Esas quejas habían logrado el milagro de unir en el resentimiento a la derecha y la izquierda tradicionales. Los agricultores ingleses empobrecidos, marchaban con los obreros jubilados por las deslocalizaciones y arrinconados en las provincias. Y hasta se habían sumado a ellos los viejos inmigrantes de la Commonwealth, que ahora se veían amenazados por nuevos inmigrantes europeos dispuestos a trabajar por menos dinero.

El Brexit se incubó en esas zonas geográficas y sociales que desfilaron en aquella marcha de hace quince años. Las mismas donde ahora obtuvo sus mayorías más abrumadoras.

Uno de los rasgos más excéntricos de aquella protesta fue que varios de sus protagonistas decidieran desfilar disfrazados de zorros, encabezando a la multitud. Pretender que los propios zorros protestaran contra la ley que prohibía que los cazaran me pareció, entonces, un rasgo de humor negro, típicamente británico.
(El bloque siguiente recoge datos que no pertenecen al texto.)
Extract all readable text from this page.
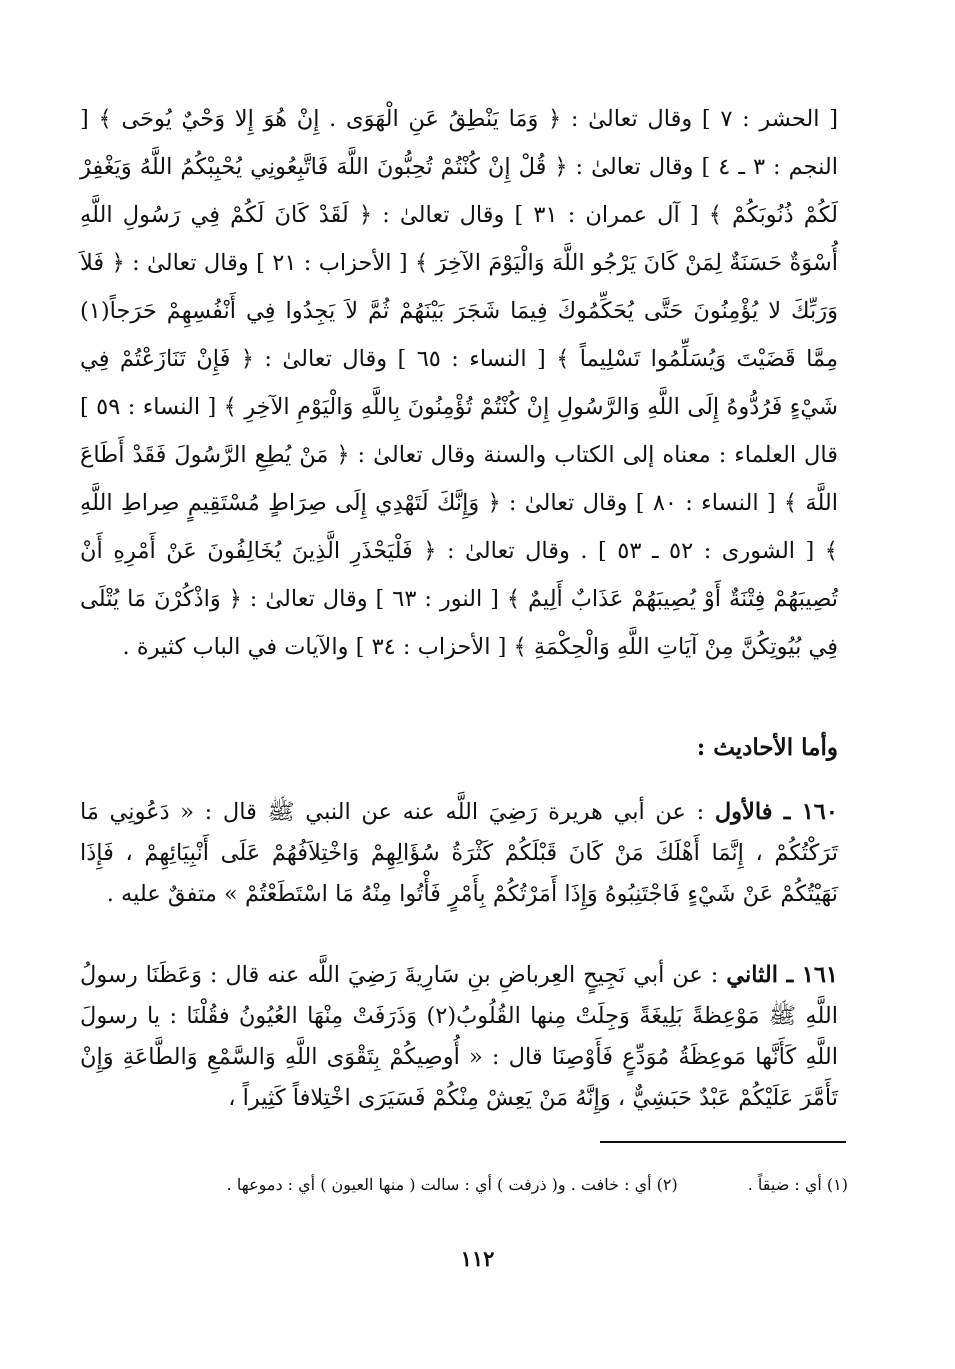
[ الحشر : ٧ ] وقال تعالىٰ : ﴿ وَمَا يَنْطِقُ عَنِ الْهَوَى . إِنْ هُوَ إِلا وَحْيٌ يُوحَى ﴾ [ النجم : ٣ ـ ٤ ] وقال تعالىٰ : ﴿ قُلْ إِنْ كُنْتُمْ تُحِبُّونَ اللَّهَ فَاتَّبِعُونِي يُحْبِبْكُمُ اللَّهُ وَيَغْفِرْ لَكُمْ ذُنُوبَكُمْ ﴾ [ آل عمران : ٣١ ] وقال تعالىٰ : ﴿ لَقَدْ كَانَ لَكُمْ فِي رَسُولِ اللَّهِ أُسْوَةٌ حَسَنَةٌ لِمَنْ كَانَ يَرْجُو اللَّهَ وَالْيَوْمَ الآخِرَ ﴾ [ الأحزاب : ٢١ ] وقال تعالىٰ : ﴿ فَلاَ وَرَبِّكَ لا يُؤْمِنُونَ حَتَّى يُحَكِّمُوكَ فِيمَا شَجَرَ بَيْنَهُمْ ثُمَّ لاَ يَجِدُوا فِي أَنْفُسِهِمْ حَرَجاً(١) مِمَّا قَضَيْتَ وَيُسَلِّمُوا تَسْلِيماً ﴾ [ النساء : ٦٥ ] وقال تعالىٰ : ﴿ فَإِنْ تَنَازَعْتُمْ فِي شَيْءٍ فَرُدُّوهُ إِلَى اللَّهِ وَالرَّسُولِ إِنْ كُنْتُمْ تُؤْمِنُونَ بِاللَّهِ وَالْيَوْمِ الآخِرِ ﴾ [ النساء : ٥٩ ] قال العلماء : معناه إلى الكتاب والسنة وقال تعالىٰ : ﴿ مَنْ يُطِعِ الرَّسُولَ فَقَدْ أَطَاعَ اللَّهَ ﴾ [ النساء : ٨٠ ] وقال تعالىٰ : ﴿ وَإِنَّكَ لَتَهْدِي إِلَى صِرَاطٍ مُسْتَقِيمٍ صِراطِ اللَّهِ ﴾ [ الشورى : ٥٢ ـ ٥٣ ] . وقال تعالىٰ : ﴿ فَلْيَحْذَرِ الَّذِينَ يُخَالِفُونَ عَنْ أَمْرِهِ أَنْ تُصِيبَهُمْ فِتْنَةٌ أَوْ يُصِيبَهُمْ عَذَابٌ أَلِيمٌ ﴾ [ النور : ٦٣ ] وقال تعالىٰ : ﴿ وَاذْكُرْنَ مَا يُتْلَى فِي بُيُوتِكُنَّ مِنْ آيَاتِ اللَّهِ وَالْحِكْمَةِ ﴾ [ الأحزاب : ٣٤ ] والآيات في الباب كثيرة .

وأما الأحاديث :

١٦٠ ـ فالأول : عن أبي هريرة رَضِيَ اللَّه عنه عن النبي ﷺ قال : « دَعُونِي مَا تَرَكْتُكُمْ ، إِنَّمَا أَهْلَكَ مَنْ كَانَ قَبْلَكُمْ كَثْرَةُ سُؤَالِهِمْ وَاخْتِلاَفُهُمْ عَلَى أَنْبِيَائِهِمْ ، فَإِذَا نَهَيْتُكُمْ عَنْ شَيْءٍ فَاجْتَنِبُوهُ وَإِذَا أَمَرْتُكُمْ بِأَمْرٍ فَأْتُوا مِنْهُ مَا اسْتَطَعْتُمْ » متفقٌ عليه .

١٦١ ـ الثاني : عن أبي نَجِيحٍ العِرباضِ بنِ سَارِيةَ رَضِيَ اللَّه عنه قال : وَعَظَنَا رسولُ اللَّهِ ﷺ مَوْعِظةً بَلِيغَةً وَجِلَتْ مِنها القُلُوبُ(٢) وَذَرَفَتْ مِنْهَا العُيُونُ فقُلْنَا : يا رسولَ اللَّهِ كَأَنَّها مَوعِظَةُ مُوَدِّعٍ فَأَوْصِنَا قال : « أُوصِيكُمْ بِتَقْوَى اللَّهِ وَالسَّمْعِ وَالطَّاعَةِ وَإِنْ تَأَمَّرَ عَلَيْكُمْ عَبْدٌ حَبَشِيٌّ ، وَإِنَّهُ مَنْ يَعِشْ مِنْكُمْ فَسَيَرَى اخْتِلافاً كَثِيراً ،

(١) أي : ضيقاً .
(٢) أي : خافت . و( ذرفت ) أي : سالت ( منها العيون ) أي : دموعها .
١١٢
Ahora, tras el referendo que decidió el Brexit, esos disfraces de zorros me parecen simbólicos. Aquella no era una multitud de cazadores. La inmensa mayoría no tenían caballos que montar, ni siquiera perros de presa. Más bien, ellos se sentían como las presas, los zorros perseguidos y acorralados por la jauría de la globalización.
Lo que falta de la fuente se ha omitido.